The contrast I notice now is with the older CLIs that were never designed with agents in mind. The big cloud CLIs, most of the SaaS-vendor CLIs of the last decade. They work for an agent, eventually, but a lot of the agent's effort goes into navigating their human-facing quirks, and that is the kind of work where small drift in the model's attention compounds into a wrong call.
I do not yet know whether the right move is to wait for vendor CLIs to retrofit themselves into agent-friendly shapes, or to write thin shims, or to lean on local MCP servers that present cleaner surfaces over the existing tools. My current bias is to take whatever shape the vendor ships and build a small skill pack on top, the way asc ships its own. That keeps the seam visible: this is the tool, this is the agent's understanding of the tool, this is where they are glued together.
What I would ask for next
There is one thing I would happily pay for. A first-class diff mode for App Store metadata. `asc diff` exists, but the killer version is 'show me what would change if I ran this prompt right now'. A dry-run that produces a side-by-side of current and proposed metadata, in the same place the agent runs, before anything is written.

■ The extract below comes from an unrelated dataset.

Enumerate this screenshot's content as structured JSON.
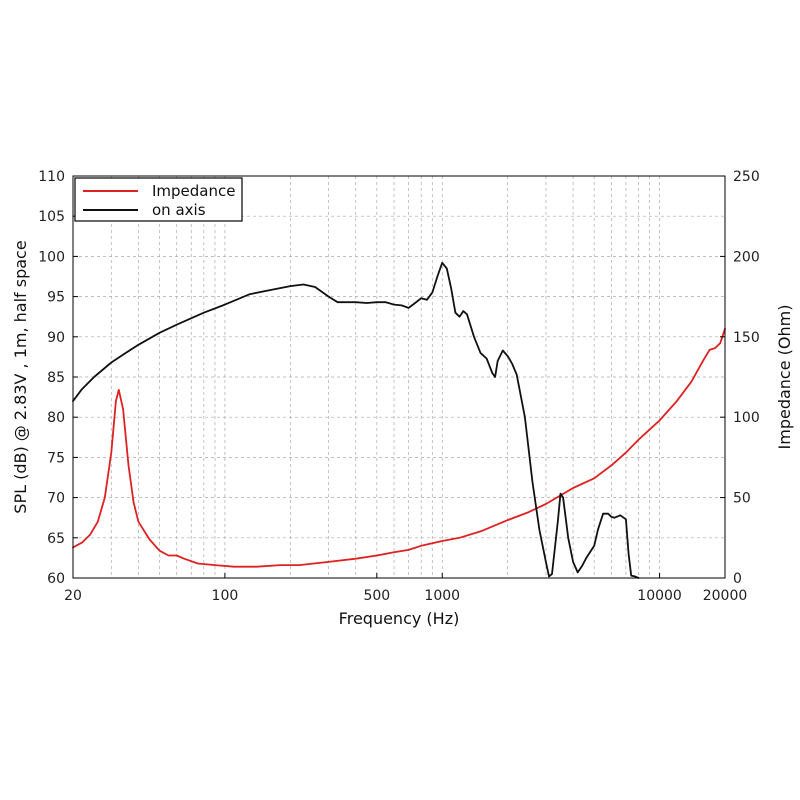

I had a second item drafted. Something about asc registering my brand-voice skill as the default voice for release-notes, so the agent would not have to mediate. Then I realized I was asking for the wrong thing. That composition is exactly what a custom skill is for. One short skill that prompts asc and calls the brand voice in the right order, and the seam disappears without asc having to know my brand exists. The agent layer is the right place for that kind of ownership to live.
What I want from the tool is what only the tool can do. The composition I want around the tool, I write a skill for.
The diff mode is a nice-to-have. The reason I love asc is that for the first time in years of releasing iOS apps, the App Store side of the work is not where my Saturday goes.
A small generalization
If you ship anything that an agent can drive, the most useful design constraint you can impose on yourself in 2026 is to assume the user has never seen your tool before and will not remember its quirks tomorrow. That assumption is right for agents. It also turns out to be right for most of your human users on the second visit, six months in, when they have forgotten all the muscle memory they had the first time.
asc is in a small set of CLIs that take that constraint seriously and ship. I want the set to grow.